To inform the blind of Ohio about the goals and achievements of the NFB,
Alfonso Smith arranged regional meetings in four sections of Ohio. National
Federationists such as John Nagle, Chief of the Washington Office, Jim Omvig
of the Iowa Commission and Bob Whitehead, Executive Board Member from
Kentucky spoke and answered questions at these meetings. People who had
never attended state or national conventions were exposed by these seminars
to NFB philosophy. The OCB hopes in the future to get the Model White Cane
Law and the Little Randolph-Sheppard Act passed. Other goals are the
advancement of H.R. 3782 in Congress and the establishment of a commission
for the blind in Ohio."

 

Sadly, just a few months later, Dr. Jernigan as President, had to report the
following from one of his letters in May of 1970:

 

"Dear Colleagues:

This is one of those letters which I write to you from time to time to bring
you up to date on general happenings. My first piece of news is, indeed, not
pleasant. Word has just reached me of the death of Alfonso Smith, president
of our Ohio affiliate and member of the NFB Executive Committee.
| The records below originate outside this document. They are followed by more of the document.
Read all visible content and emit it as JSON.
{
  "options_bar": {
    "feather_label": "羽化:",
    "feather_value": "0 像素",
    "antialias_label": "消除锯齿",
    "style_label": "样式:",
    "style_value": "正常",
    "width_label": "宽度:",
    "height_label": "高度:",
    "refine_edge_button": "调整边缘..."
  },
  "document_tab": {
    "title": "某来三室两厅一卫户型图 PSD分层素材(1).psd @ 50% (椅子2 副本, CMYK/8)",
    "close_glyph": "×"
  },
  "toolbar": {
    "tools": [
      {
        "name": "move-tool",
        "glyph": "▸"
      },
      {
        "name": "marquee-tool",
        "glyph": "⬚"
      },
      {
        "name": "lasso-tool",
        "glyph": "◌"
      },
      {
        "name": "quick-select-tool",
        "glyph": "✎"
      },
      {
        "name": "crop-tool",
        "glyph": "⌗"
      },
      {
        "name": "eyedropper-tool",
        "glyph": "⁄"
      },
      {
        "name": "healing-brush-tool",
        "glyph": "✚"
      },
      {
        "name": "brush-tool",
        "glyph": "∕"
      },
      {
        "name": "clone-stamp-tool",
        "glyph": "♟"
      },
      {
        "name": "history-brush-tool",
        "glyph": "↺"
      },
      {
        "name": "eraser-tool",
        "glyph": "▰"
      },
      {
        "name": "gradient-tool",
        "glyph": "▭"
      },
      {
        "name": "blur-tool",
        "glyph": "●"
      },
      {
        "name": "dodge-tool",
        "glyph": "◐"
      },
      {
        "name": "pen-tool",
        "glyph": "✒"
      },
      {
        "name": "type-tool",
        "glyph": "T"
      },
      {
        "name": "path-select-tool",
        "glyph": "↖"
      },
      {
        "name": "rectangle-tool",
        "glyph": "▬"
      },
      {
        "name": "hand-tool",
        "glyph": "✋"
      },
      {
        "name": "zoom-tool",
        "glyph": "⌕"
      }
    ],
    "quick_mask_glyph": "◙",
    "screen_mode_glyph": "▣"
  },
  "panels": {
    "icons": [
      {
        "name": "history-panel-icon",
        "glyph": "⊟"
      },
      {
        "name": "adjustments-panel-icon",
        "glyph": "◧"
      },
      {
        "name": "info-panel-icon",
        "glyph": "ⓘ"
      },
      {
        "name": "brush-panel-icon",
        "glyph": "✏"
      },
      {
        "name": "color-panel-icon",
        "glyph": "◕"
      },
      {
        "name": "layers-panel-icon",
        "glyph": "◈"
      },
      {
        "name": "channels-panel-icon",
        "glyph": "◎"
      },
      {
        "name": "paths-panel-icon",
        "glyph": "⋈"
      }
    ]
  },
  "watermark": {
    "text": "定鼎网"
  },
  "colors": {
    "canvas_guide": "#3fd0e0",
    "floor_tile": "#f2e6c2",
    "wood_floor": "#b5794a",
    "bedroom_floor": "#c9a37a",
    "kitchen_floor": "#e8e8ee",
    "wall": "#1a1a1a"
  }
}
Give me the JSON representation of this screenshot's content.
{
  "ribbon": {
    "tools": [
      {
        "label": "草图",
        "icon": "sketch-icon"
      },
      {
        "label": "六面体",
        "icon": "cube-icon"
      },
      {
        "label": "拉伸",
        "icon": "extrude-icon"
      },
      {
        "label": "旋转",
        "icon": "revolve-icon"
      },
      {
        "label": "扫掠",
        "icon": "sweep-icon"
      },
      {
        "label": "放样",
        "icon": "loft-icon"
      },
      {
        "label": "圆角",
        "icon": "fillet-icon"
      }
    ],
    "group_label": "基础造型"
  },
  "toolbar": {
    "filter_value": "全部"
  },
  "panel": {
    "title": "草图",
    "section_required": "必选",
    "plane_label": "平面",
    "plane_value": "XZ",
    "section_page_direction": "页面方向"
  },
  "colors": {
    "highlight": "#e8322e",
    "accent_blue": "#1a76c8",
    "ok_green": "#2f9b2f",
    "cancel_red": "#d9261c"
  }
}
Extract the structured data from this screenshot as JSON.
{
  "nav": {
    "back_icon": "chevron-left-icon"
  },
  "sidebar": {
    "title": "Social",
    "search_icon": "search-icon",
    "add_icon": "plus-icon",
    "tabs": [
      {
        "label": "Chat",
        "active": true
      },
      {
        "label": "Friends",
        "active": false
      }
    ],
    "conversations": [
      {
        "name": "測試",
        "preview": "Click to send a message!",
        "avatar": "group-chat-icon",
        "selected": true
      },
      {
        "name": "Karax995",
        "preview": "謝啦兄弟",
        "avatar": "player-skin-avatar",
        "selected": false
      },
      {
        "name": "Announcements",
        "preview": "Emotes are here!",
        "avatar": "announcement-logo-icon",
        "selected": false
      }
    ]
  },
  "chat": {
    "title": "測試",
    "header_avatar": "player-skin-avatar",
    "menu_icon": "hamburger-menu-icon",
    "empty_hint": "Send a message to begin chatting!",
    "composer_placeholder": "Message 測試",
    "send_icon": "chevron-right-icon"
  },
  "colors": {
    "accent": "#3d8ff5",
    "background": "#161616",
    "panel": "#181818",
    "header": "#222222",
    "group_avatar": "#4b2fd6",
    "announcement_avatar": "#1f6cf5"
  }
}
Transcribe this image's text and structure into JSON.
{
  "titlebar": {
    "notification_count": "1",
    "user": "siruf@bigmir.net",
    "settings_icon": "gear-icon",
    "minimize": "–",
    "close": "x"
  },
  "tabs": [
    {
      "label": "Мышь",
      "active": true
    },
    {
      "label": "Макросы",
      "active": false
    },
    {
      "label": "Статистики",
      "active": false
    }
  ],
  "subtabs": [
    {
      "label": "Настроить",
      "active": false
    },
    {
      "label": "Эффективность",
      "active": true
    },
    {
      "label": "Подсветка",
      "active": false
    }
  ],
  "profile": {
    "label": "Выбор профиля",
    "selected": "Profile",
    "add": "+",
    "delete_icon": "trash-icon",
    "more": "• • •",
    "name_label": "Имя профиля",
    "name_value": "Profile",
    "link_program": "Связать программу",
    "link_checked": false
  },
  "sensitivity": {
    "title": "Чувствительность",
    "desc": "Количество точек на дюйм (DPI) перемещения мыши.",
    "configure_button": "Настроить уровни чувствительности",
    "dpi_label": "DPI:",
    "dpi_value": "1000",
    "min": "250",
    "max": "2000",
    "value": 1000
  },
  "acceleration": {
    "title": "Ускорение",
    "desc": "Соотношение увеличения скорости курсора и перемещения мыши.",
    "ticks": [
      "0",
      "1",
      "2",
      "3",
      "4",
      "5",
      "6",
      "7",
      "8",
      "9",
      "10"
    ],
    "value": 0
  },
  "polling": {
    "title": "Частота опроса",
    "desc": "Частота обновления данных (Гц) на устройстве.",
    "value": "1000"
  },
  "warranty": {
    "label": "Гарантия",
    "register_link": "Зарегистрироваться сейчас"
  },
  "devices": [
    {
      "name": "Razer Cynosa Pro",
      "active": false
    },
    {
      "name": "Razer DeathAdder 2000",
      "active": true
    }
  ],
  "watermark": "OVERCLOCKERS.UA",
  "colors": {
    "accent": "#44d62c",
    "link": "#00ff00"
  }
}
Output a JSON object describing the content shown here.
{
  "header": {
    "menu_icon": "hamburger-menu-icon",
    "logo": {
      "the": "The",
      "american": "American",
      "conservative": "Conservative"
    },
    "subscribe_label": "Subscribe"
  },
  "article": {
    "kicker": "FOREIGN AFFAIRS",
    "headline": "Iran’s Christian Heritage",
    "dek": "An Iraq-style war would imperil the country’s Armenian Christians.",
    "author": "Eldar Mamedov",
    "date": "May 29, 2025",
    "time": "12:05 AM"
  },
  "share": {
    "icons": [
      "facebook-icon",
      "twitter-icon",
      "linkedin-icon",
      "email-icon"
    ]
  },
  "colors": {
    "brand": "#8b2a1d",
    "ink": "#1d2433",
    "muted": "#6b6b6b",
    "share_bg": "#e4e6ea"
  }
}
I do not
have very much in the way of details--just that Al went into the hospital
with what appeared to be the flu, that he was placed on the critical list
and that he was dead of pneumonia within something like a week. Al was a
staunch Federationist, a friend, and a colleague."

 

Apparently Alfonso Smith  died in the office of Presidency, but it is safe
to say that his legacy continues. I don't know when this award was
established (perhaps others can chime in here) but let's never take it
lightly and keep is as prestigious and memorable as it remains today. This
was a Black, blind person that, if I am not mistaken, served at a time when
there were segregated chapters in our affiliate based on race and ethnicity.
By all accounts, he served with positivity, credibility, and distinction
through some potentially turbulent times.